Prosecutors last year attempted to abandon the trial in light of concerns raised about the admissibility of crucial evidence, but they were ordered to reconsider by the Court of Appeal and confirmed last week that the prosecution would resume.
However, an apparent administrative error yesterday saw the judge in charge of the case directed to attend a courthouse in Derry, while prosecution and defence counsel were told to attend a courthouse in Belfast.
As a result of the error, the case was adjourned for 24 hours.
Earlier today, Sinn Féin MLA Pádraig Delargy called on Northern Ireland’s justice minister to provide the families of Bloody Sunday victims with a “full explanation and apology” for the error.

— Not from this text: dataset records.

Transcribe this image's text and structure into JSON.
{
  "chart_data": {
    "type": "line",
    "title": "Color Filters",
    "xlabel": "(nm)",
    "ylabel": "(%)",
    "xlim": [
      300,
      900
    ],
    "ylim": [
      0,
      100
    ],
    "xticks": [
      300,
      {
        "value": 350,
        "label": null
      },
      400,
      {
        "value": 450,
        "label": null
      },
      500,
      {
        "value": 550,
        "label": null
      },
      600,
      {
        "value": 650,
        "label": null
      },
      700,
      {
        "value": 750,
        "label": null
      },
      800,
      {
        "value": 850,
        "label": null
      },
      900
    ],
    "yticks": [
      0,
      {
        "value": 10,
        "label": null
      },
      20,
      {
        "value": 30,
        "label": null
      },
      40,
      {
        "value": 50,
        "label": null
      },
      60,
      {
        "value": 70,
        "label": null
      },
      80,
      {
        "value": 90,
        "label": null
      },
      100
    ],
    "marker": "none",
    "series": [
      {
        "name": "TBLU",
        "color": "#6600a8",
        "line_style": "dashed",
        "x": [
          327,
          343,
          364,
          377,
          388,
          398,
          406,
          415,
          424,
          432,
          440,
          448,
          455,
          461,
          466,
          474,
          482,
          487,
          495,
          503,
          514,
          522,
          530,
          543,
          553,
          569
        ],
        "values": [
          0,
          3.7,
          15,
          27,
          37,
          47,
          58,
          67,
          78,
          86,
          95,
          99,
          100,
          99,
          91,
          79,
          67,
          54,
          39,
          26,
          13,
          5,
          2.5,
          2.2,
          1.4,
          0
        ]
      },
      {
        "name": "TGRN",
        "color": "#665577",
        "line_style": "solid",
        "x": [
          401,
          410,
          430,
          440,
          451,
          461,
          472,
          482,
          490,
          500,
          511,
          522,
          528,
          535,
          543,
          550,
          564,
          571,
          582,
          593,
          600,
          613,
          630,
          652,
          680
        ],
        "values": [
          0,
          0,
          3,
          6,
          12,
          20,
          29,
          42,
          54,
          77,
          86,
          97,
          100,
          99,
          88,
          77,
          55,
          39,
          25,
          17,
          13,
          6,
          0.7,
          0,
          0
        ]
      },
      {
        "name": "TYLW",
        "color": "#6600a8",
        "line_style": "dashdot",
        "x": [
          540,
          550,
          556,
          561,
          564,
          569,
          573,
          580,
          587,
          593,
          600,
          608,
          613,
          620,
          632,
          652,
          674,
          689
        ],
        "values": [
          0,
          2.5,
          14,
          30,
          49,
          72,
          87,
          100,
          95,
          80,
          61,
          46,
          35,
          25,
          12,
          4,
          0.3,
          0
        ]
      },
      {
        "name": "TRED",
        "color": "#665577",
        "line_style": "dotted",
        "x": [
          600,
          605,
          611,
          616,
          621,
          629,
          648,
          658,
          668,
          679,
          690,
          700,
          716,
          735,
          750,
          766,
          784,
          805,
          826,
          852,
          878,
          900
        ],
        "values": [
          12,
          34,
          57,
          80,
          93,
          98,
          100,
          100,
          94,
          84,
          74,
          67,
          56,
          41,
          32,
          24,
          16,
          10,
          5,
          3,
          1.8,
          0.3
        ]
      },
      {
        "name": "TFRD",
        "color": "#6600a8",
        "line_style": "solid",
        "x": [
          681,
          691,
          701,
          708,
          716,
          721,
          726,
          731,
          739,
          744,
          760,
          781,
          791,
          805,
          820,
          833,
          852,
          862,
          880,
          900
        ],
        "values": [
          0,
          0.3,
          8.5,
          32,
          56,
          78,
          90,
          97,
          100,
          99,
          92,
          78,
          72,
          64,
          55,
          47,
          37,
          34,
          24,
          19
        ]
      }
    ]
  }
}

He said: “I was extremely shocked and saddened to learn of the apparent mix up for the Bloody Sunday families attending the prosecution hearing of Soldier F yesterday. The Bloody Sunday families have campaigned tirelessly for truth and justice for over 50 years. They refused to give up.
“To think that an apparent administration error could delay this court hearing is appalling and an affront to the families. To be set up for an experience which many find retraumatising, only to have the rug pulled out from under them on the day, only adds insult to injury.
“The proper provision which any family would expect was totally absent. Given the sensitive nature of the case I would expect and demand much better of our court services.
“I have asked the Department of Justice to look into this immediately and to come back to the families with a full explanation and apology.”